I am sure you can think of many more lessons after you read up the case more carefully and determine your own personal takeaways.
Everything that flaps does not fly.
I am assuming you have played the highly irritating, obnoxious and impossible mobile game called 'Flappy Bird'. If you haven't, that's too bad. The game isn't available anymore.
Flappy Bird, although short-lived, made history. 'History' for being the best example of a small entrepreneur committing public Hara-kiri.
Flappy Bird was first released as yet another game, by a Vietnamese gaming entrepreneur on the Apple iTunes store in May 2013. Nothing really happened to the game that year, but in early 2014 the game suddenly became extremely popular; and by February 2014 it had become the #1 free game on the iTunes store.
Now, as a gaming entrepreneur (with one game that also ranked #1), let me tell you that reaching that position is impossible. It's ONLY a combination of luck, circumstances and an 'unseen hand' that propels you to that slot.
It was rumored that the Flappy Bird game was earning US$ 50,000 a day (Rs. 30+ lacs) and the world was going nuts playing it. At home, both of my daughters were huge fans of the game and I was being preached lessons such as, "Dad, this is the kind of game you should be making…"
All in all, Flappy Bird was "the" Bollywood version of ultimate success. A small-time entrepreneur with a simple idea strikes a big hit, earns global attention and millions of dollars.
What more could you ask for? Everyone I knew wanted to be him.
Then all of a sudden, the entrepreneur announced that he would be "pulling the game down" from the app stores! When I heard this, I LOL'd and thought this was just another PR stunt to get more downloads. But on February 10, 2014, the game was indeed pulled down.

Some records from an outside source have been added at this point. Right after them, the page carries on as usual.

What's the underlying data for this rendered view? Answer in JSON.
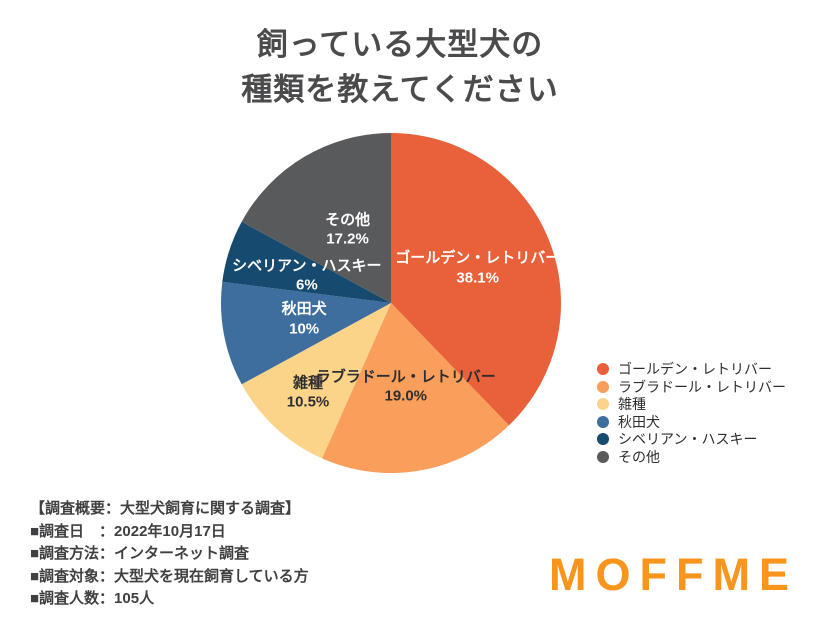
{
  "title": {
    "line1": "飼っている大型犬の",
    "line2": "種類を教えてください"
  },
  "chart_data": {
    "type": "pie",
    "title": "飼っている大型犬の種類を教えてください",
    "start_angle_deg": 0,
    "direction": "clockwise",
    "legend_position": "right",
    "slices": [
      {
        "label": "ゴールデン・レトリバー",
        "value": 38.1,
        "display": "38.1%",
        "color": "#e8613a",
        "text_color": "#ffffff",
        "label_radius": 0.55
      },
      {
        "label": "ラブラドール・レトリバー",
        "value": 19.0,
        "display": "19.0%",
        "color": "#fa9e5c",
        "text_color": "#2e2e30",
        "label_radius": 0.5
      },
      {
        "label": "雑種",
        "value": 10.5,
        "display": "10.5%",
        "color": "#fcd489",
        "text_color": "#2e2e30",
        "label_radius": 0.72
      },
      {
        "label": "秋田犬",
        "value": 10,
        "display": "10%",
        "color": "#3e6e9e",
        "text_color": "#ffffff",
        "label_radius": 0.52
      },
      {
        "label": "シベリアン・ハスキー",
        "value": 6,
        "display": "6%",
        "color": "#164a6e",
        "text_color": "#ffffff",
        "label_radius": 0.52
      },
      {
        "label": "その他",
        "value": 17.2,
        "display": "17.2%",
        "color": "#595a5c",
        "text_color": "#ffffff",
        "label_radius": 0.5
      }
    ]
  },
  "survey": {
    "lines": [
      "【調査概要：大型犬飼育に関する調査】",
      "■調査日　：2022年10月17日",
      "■調査方法：インターネット調査",
      "■調査対象：大型犬を現在飼育している方",
      "■調査人数：105人"
    ]
  },
  "logo": {
    "text": "MOFFME",
    "color": "#f8951d"
  }
}
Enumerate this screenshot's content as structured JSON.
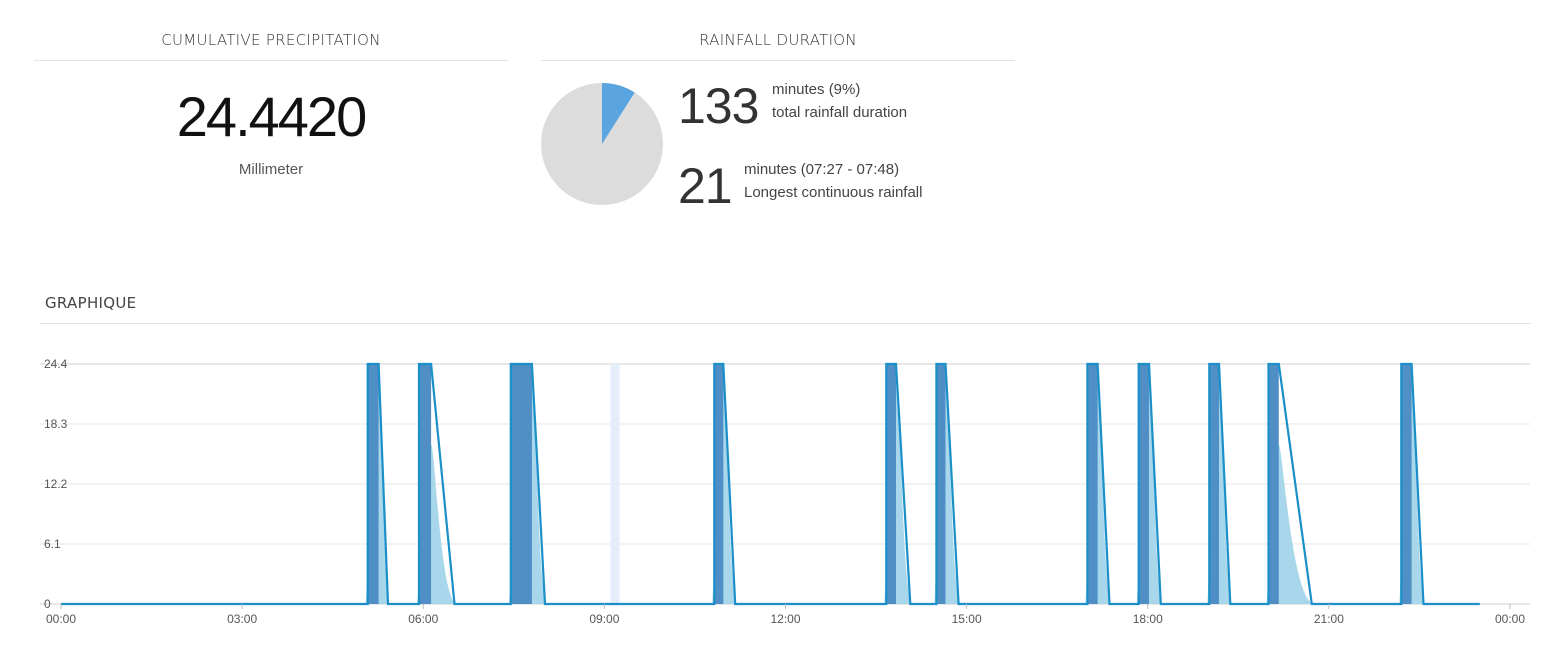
{
  "precipitation": {
    "title": "CUMULATIVE PRECIPITATION",
    "value": "24.4420",
    "unit": "Millimeter"
  },
  "duration": {
    "title": "RAINFALL DURATION",
    "total": {
      "value": "133",
      "line1": "minutes (9%)",
      "line2": "total rainfall duration"
    },
    "longest": {
      "value": "21",
      "line1": "minutes (07:27 - 07:48)",
      "line2": "Longest continuous rainfall"
    },
    "pie": {
      "fraction": 0.09,
      "rain_color": "#5aa5e0",
      "dry_color": "#dcdcdc"
    }
  },
  "graph": {
    "title": "GRAPHIQUE"
  },
  "chart_data": {
    "type": "area",
    "y_ticks": [
      "0",
      "6.1",
      "12.2",
      "18.3",
      "24.4"
    ],
    "ylim": [
      0,
      24.4
    ],
    "x_ticks": [
      "00:00",
      "03:00",
      "06:00",
      "09:00",
      "12:00",
      "15:00",
      "18:00",
      "21:00",
      "00:00"
    ],
    "xlim_hours": [
      0,
      24
    ],
    "x_end_hours": 23.5,
    "colors": {
      "bar": "#4f8fc6",
      "line": "#1a8fc8",
      "area": "#9fd3ea",
      "highlight": "#e3eef9",
      "grid": "#e6e6e6"
    },
    "highlight_hours": [
      9.1,
      9.25
    ],
    "events": [
      {
        "start": 5.08,
        "end": 5.26,
        "peak": 24.4,
        "area_peak": 24.4,
        "decay_end": 5.45
      },
      {
        "start": 5.93,
        "end": 6.13,
        "peak": 24.4,
        "area_peak": 16.2,
        "decay_end": 6.55
      },
      {
        "start": 7.45,
        "end": 7.8,
        "peak": 24.4,
        "area_peak": 24.4,
        "decay_end": 8.05
      },
      {
        "start": 10.82,
        "end": 10.97,
        "peak": 24.4,
        "area_peak": 24.4,
        "decay_end": 11.2
      },
      {
        "start": 13.67,
        "end": 13.83,
        "peak": 24.4,
        "area_peak": 24.4,
        "decay_end": 14.1
      },
      {
        "start": 14.5,
        "end": 14.65,
        "peak": 24.4,
        "area_peak": 24.4,
        "decay_end": 14.9
      },
      {
        "start": 17.0,
        "end": 17.17,
        "peak": 24.4,
        "area_peak": 24.4,
        "decay_end": 17.4
      },
      {
        "start": 17.85,
        "end": 18.02,
        "peak": 24.4,
        "area_peak": 24.4,
        "decay_end": 18.25
      },
      {
        "start": 19.02,
        "end": 19.18,
        "peak": 24.4,
        "area_peak": 24.4,
        "decay_end": 19.4
      },
      {
        "start": 20.0,
        "end": 20.17,
        "peak": 24.4,
        "area_peak": 16.2,
        "decay_end": 20.75
      },
      {
        "start": 22.2,
        "end": 22.37,
        "peak": 24.4,
        "area_peak": 24.4,
        "decay_end": 22.6
      }
    ]
  }
}
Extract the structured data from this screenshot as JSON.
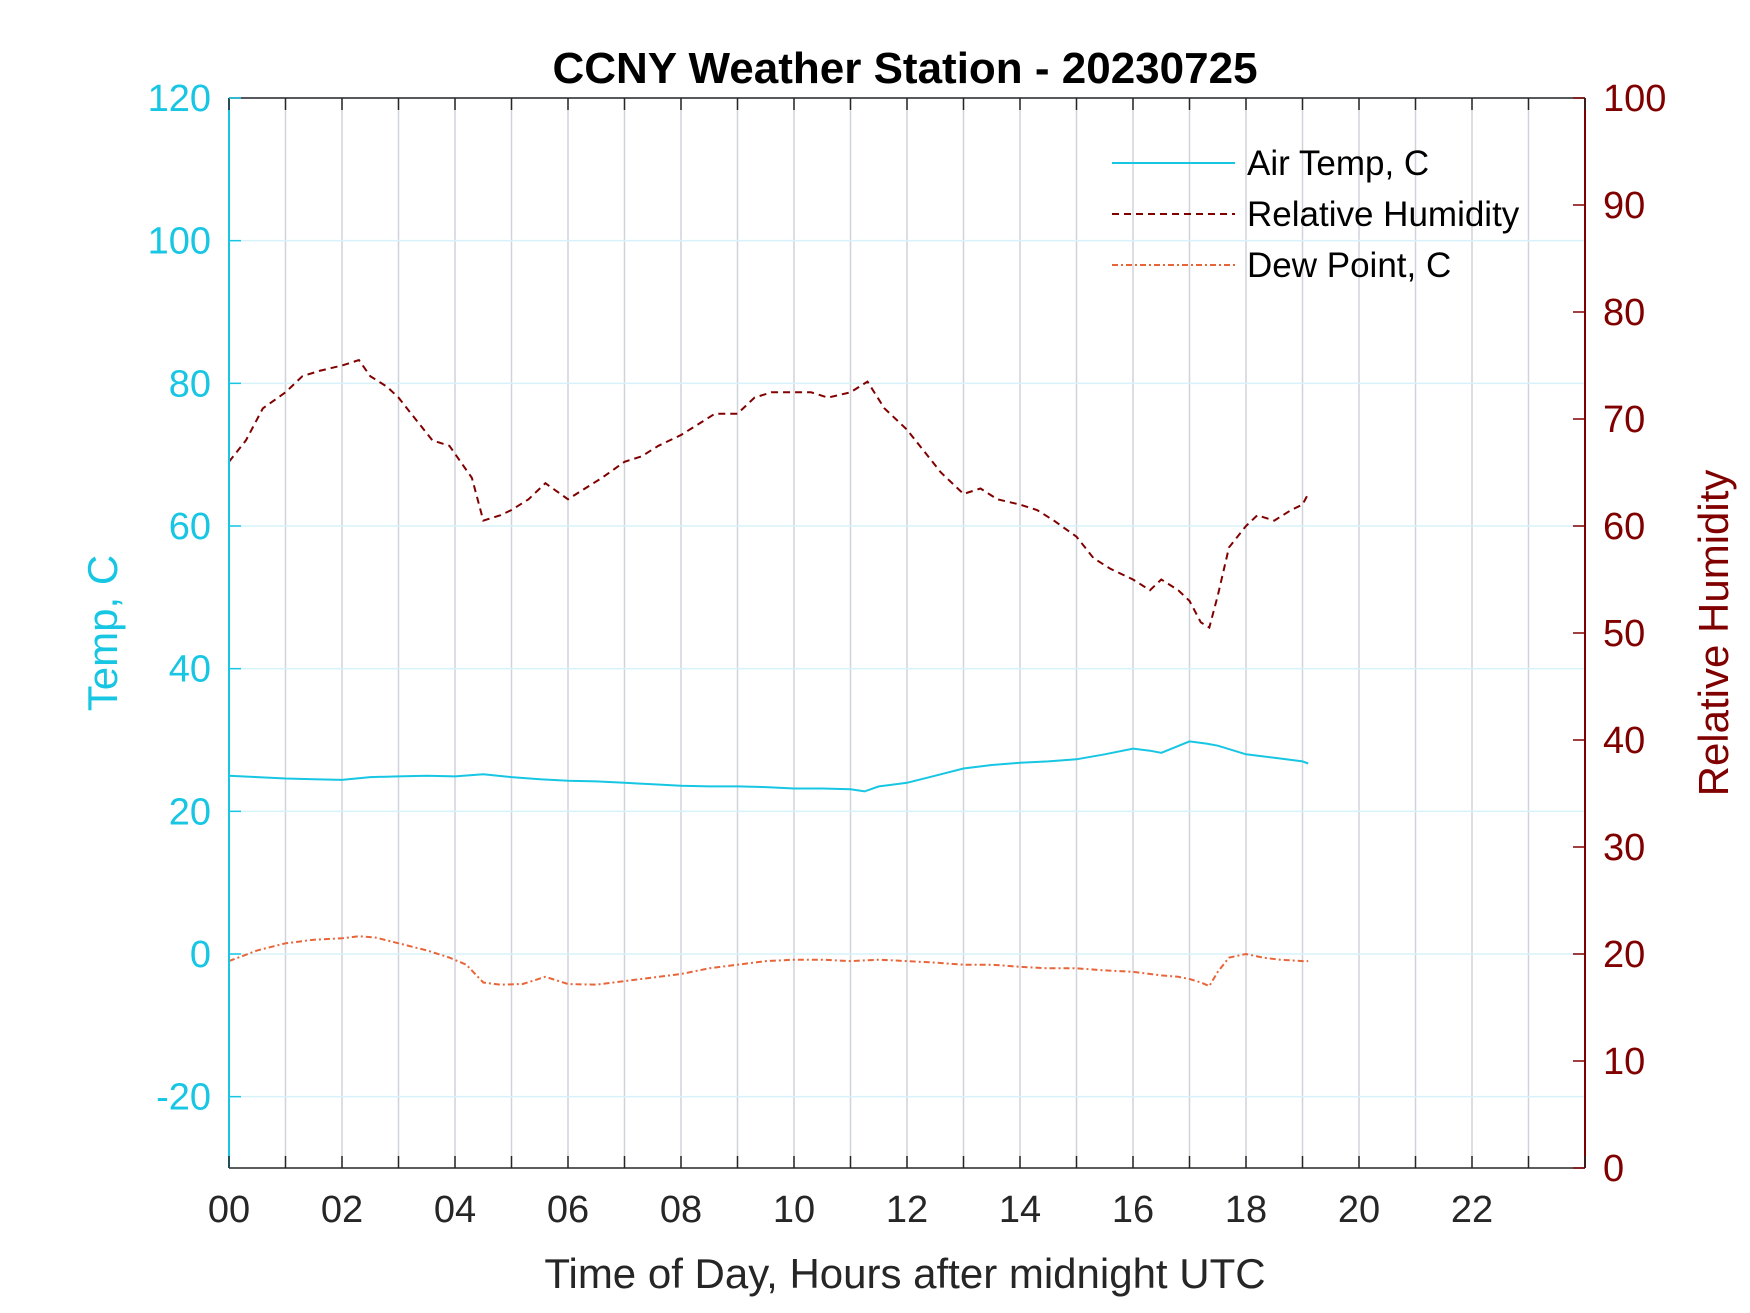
{
  "chart_data": {
    "type": "line",
    "title": "CCNY Weather Station - 20230725",
    "xlabel": "Time of Day, Hours after midnight UTC",
    "ylabel_left": "Temp, C",
    "ylabel_right": "Relative Humidity",
    "xlim": [
      0,
      24
    ],
    "ylim_left": [
      -30,
      120
    ],
    "ylim_right": [
      0,
      100
    ],
    "x_ticks": [
      0,
      2,
      4,
      6,
      8,
      10,
      12,
      14,
      16,
      18,
      20,
      22
    ],
    "x_tick_labels": [
      "00",
      "02",
      "04",
      "06",
      "08",
      "10",
      "12",
      "14",
      "16",
      "18",
      "20",
      "22"
    ],
    "y_ticks_left": [
      -20,
      0,
      20,
      40,
      60,
      80,
      100,
      120
    ],
    "y_tick_labels_left": [
      "-20",
      "0",
      "20",
      "40",
      "60",
      "80",
      "100",
      "120"
    ],
    "y_ticks_right": [
      0,
      10,
      20,
      30,
      40,
      50,
      60,
      70,
      80,
      90,
      100
    ],
    "y_tick_labels_right": [
      "0",
      "10",
      "20",
      "30",
      "40",
      "50",
      "60",
      "70",
      "80",
      "90",
      "100"
    ],
    "grid": true,
    "legend_position": "top-right",
    "colors": {
      "left_axis": "#17c6e3",
      "right_axis": "#800000",
      "air_temp": "#17c6e3",
      "humidity": "#800000",
      "dew_point": "#e8653a",
      "grid_x": "#d0d4da",
      "grid_y": "#d6f3fa"
    },
    "series": [
      {
        "name": "Air Temp, C",
        "axis": "left",
        "style": "solid",
        "x": [
          0,
          0.5,
          1,
          1.5,
          2,
          2.5,
          3,
          3.5,
          4,
          4.5,
          5,
          5.5,
          6,
          6.5,
          7,
          7.5,
          8,
          8.5,
          9,
          9.5,
          10,
          10.5,
          11,
          11.25,
          11.5,
          12,
          12.5,
          13,
          13.5,
          14,
          14.5,
          15,
          15.5,
          16,
          16.3,
          16.5,
          17,
          17.3,
          17.5,
          18,
          18.5,
          19,
          19.1
        ],
        "y": [
          25,
          24.8,
          24.6,
          24.5,
          24.4,
          24.8,
          24.9,
          25,
          24.9,
          25.2,
          24.8,
          24.5,
          24.3,
          24.2,
          24,
          23.8,
          23.6,
          23.5,
          23.5,
          23.4,
          23.2,
          23.2,
          23.1,
          22.8,
          23.5,
          24,
          25,
          26,
          26.5,
          26.8,
          27,
          27.3,
          28,
          28.8,
          28.5,
          28.2,
          29.8,
          29.5,
          29.2,
          28,
          27.5,
          27,
          26.7
        ]
      },
      {
        "name": "Relative Humidity",
        "axis": "right",
        "style": "dashed",
        "x": [
          0,
          0.3,
          0.6,
          1,
          1.3,
          1.6,
          2,
          2.3,
          2.5,
          2.8,
          3,
          3.3,
          3.6,
          3.9,
          4.1,
          4.3,
          4.5,
          4.8,
          5,
          5.3,
          5.6,
          6,
          6.3,
          6.6,
          7,
          7.3,
          7.6,
          8,
          8.3,
          8.6,
          9,
          9.3,
          9.6,
          10,
          10.3,
          10.6,
          11,
          11.3,
          11.6,
          12,
          12.3,
          12.6,
          13,
          13.3,
          13.6,
          14,
          14.3,
          14.6,
          15,
          15.3,
          15.6,
          16,
          16.3,
          16.5,
          16.8,
          17,
          17.2,
          17.35,
          17.5,
          17.7,
          18,
          18.2,
          18.5,
          18.8,
          19,
          19.1
        ],
        "y": [
          66,
          68,
          71,
          72.5,
          74,
          74.5,
          75,
          75.5,
          74,
          73,
          72,
          70,
          68,
          67.5,
          66,
          64.5,
          60.5,
          61,
          61.5,
          62.5,
          64,
          62.5,
          63.5,
          64.5,
          66,
          66.5,
          67.5,
          68.5,
          69.5,
          70.5,
          70.5,
          72,
          72.5,
          72.5,
          72.5,
          72,
          72.5,
          73.5,
          71,
          69,
          67,
          65,
          63,
          63.5,
          62.5,
          62,
          61.5,
          60.5,
          59,
          57,
          56,
          55,
          54,
          55,
          54,
          53,
          51,
          50.5,
          53.5,
          58,
          60,
          61,
          60.5,
          61.5,
          62,
          63
        ]
      },
      {
        "name": "Dew Point, C",
        "axis": "left",
        "style": "dash-dot",
        "x": [
          0,
          0.5,
          1,
          1.5,
          2,
          2.3,
          2.6,
          3,
          3.5,
          3.9,
          4.2,
          4.5,
          4.8,
          5.2,
          5.6,
          6,
          6.5,
          7,
          7.5,
          8,
          8.5,
          9,
          9.5,
          10,
          10.5,
          11,
          11.5,
          12,
          12.5,
          13,
          13.5,
          14,
          14.5,
          15,
          15.5,
          16,
          16.5,
          16.8,
          17,
          17.2,
          17.35,
          17.5,
          17.7,
          18,
          18.3,
          18.6,
          19,
          19.1
        ],
        "y": [
          -1,
          0.5,
          1.5,
          2,
          2.2,
          2.5,
          2.3,
          1.5,
          0.5,
          -0.5,
          -1.5,
          -4,
          -4.3,
          -4.2,
          -3.2,
          -4.2,
          -4.3,
          -3.8,
          -3.3,
          -2.8,
          -2,
          -1.5,
          -1,
          -0.8,
          -0.8,
          -1,
          -0.8,
          -1,
          -1.2,
          -1.5,
          -1.5,
          -1.8,
          -2,
          -2,
          -2.3,
          -2.5,
          -3,
          -3.2,
          -3.5,
          -4,
          -4.5,
          -2.5,
          -0.5,
          0,
          -0.5,
          -0.8,
          -1,
          -1
        ]
      }
    ]
  }
}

The entrepreneur quoted vague reasons such as, "guilt for making a very addictive game"; "being frustrated with threats received from irritated players", etc. The real reason why he pulled the game down remains unknown; although I suspect that it was because of intellectual property infringements of many games whose elements the entrepreneur had used to create this one classic game.
In this extreme case, unbelievable success became a business disaster for the entrepreneur!
Some of the lessons I learnt from this case included:
i) When overnight success happens, be prepared to handle public fury just as you would be prepared when you or your company have done something disastrous.
ii) Be open, transparent, public and HONEST in your position. Say "sorry" or "get lost" a million times if required. The Vietnamese entrepreneur did none of these things. He kept his reasons for pulling out vague and confused even his die-hard fans.
iii) When you become very successful, all the graves you have previously filled get dug out and examined. So be prepared for intense public scrutiny.
Some of the local examples of business disasters we have seen include how Vijay Mallya handled the grounding of his pet project Kingfisher Airways; the belligerent manner in which Subrata Roy treated government authorities that led to his arrest and insult to his reputation. I would also urge you to read up the recent cases of the BP Oil disaster and how Netflix tripped badly when it failed to read its consumer sentiments. In each of these cases, play the role of the entrepreneur and test how you would have reacted and the lessons you learn from these cases.
Business disasters test entrepreneurs like examinations test students. To pass is easy but to come out on top requires hard work, perseverance and most importantly presence of mind. As an entrepreneur, it is your job to be prepared. And always prepared for the worst even after you get ranked #1!